After 3 - 4 days of generating images the dataset was only 700 strong, clearly not enough to train a GAN with. To alleviate this, all the images were doubled in size using waifu2x and then cropped into overlapping tiles at different scales (e.g. 9 tiles of size 1448x1448 and 16 tiles of 1024x1024 from the full 2048x2048 image). Every tile was rotated 90, 180 and 270 degrees and tiles that were not on the edge of the full image were also rotated 45, 135, and 225 degrees. This turned every image into 136 new images ballooning the dataset to almost 100k images. ProGAN’s built in mirroring argument was enabled and a second inverting argument was added that inverted image’s colors, a final 4-fold increase.

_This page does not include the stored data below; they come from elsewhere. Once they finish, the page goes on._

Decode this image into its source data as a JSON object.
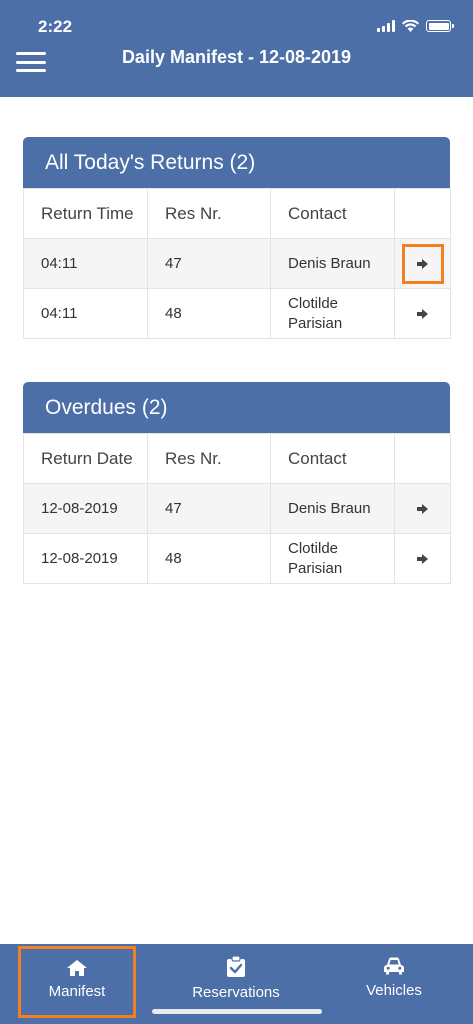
{
  "status_bar": {
    "time": "2:22"
  },
  "header": {
    "title": "Daily Manifest - 12-08-2019",
    "menu_icon": "hamburger-menu-icon"
  },
  "returns_panel": {
    "title": "All Today's Returns (2)",
    "columns": [
      "Return Time",
      "Res Nr.",
      "Contact",
      ""
    ],
    "rows": [
      {
        "time": "04:11",
        "res_nr": "47",
        "contact": "Denis Braun"
      },
      {
        "time": "04:11",
        "res_nr": "48",
        "contact_line1": "Clotilde",
        "contact_line2": "Parisian"
      }
    ]
  },
  "overdues_panel": {
    "title": "Overdues (2)",
    "columns": [
      "Return Date",
      "Res Nr.",
      "Contact",
      ""
    ],
    "rows": [
      {
        "date": "12-08-2019",
        "res_nr": "47",
        "contact": "Denis Braun"
      },
      {
        "date": "12-08-2019",
        "res_nr": "48",
        "contact_line1": "Clotilde",
        "contact_line2": "Parisian"
      }
    ]
  },
  "tabbar": {
    "tabs": [
      {
        "label": "Manifest",
        "icon": "home-icon"
      },
      {
        "label": "Reservations",
        "icon": "clipboard-check-icon"
      },
      {
        "label": "Vehicles",
        "icon": "car-icon"
      }
    ]
  },
  "colors": {
    "primary": "#4c6fa8",
    "highlight": "#f08020",
    "row_alt": "#f5f5f5",
    "border": "#e4e4e4"
  }
}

Examples of actual training images.


Finally ProGAN could be let loose on the dataset. Training took a week, however sadly on the final transition from 512x512 to 1024x1024 pixels the network suffered mode collapse. No amount of tweaking settings, retraining from checkpoints, or training on different datasets has been effective at avoiding collapse yet. This is an issue I’ve had when training on multiple different datasets. So far I’ve only reached 1024x1024 pixels once with a full color network, acryl. Mode collapse still gives some interesting results when interpolating though.

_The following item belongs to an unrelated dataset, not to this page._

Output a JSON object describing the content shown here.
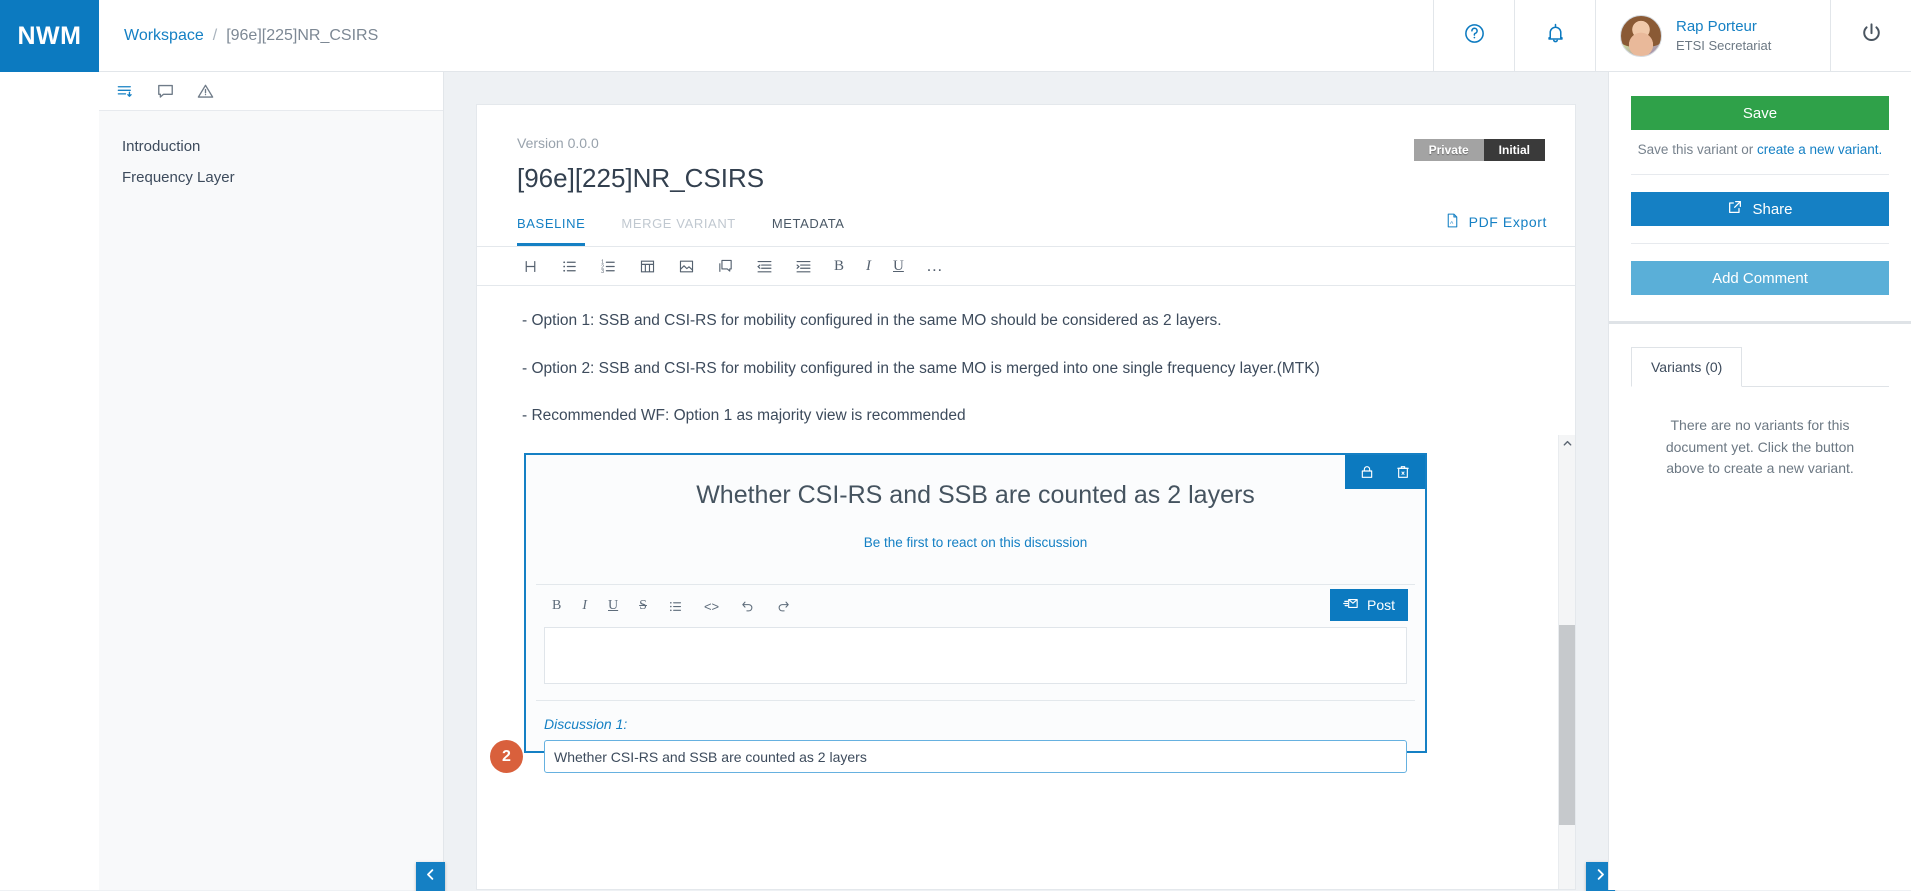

Anyways, mode collapse can’t ruin all the fun. A resolution of 512x512 is larger than anything DCGAN could generate and a lot of interesting details can already be seen.


A nice dark patch of latent space.

Ripped apart...

Arcane symbols.

9 epochs of transfer learning on a black and white version of acryl's dataset.

MIDI Knob Control

Frame generation runs at around 15 frames per second so realtime interaction was an obvious next step. I hooked up each of the 8 knobs on my MIDI keyboard to 5 random values in the latent variable. 15 frames per second isn’t very nice to look at though (and often times a little jerky from the not so smooth MIDI knob operation), so the values of the latent variable are recorded throughout the session to be smoothed over and interpolated to higher frame rates afterwards.

Raw output 15 fps
Smoothed output 30 fps
MIDI knob action shot

A 10 second slice of the MIDI performance.

Final Thoughts

All in all the results are pretty nice. While not all of the variation in generated input styles is captured by the GAN, it has an interesting interpretation of the dataset as a whole. Future projects will be to enhance the currently small resolution outputs with a pix2pix model and to hook the latent vector up to music frequency information for some automated music video generation.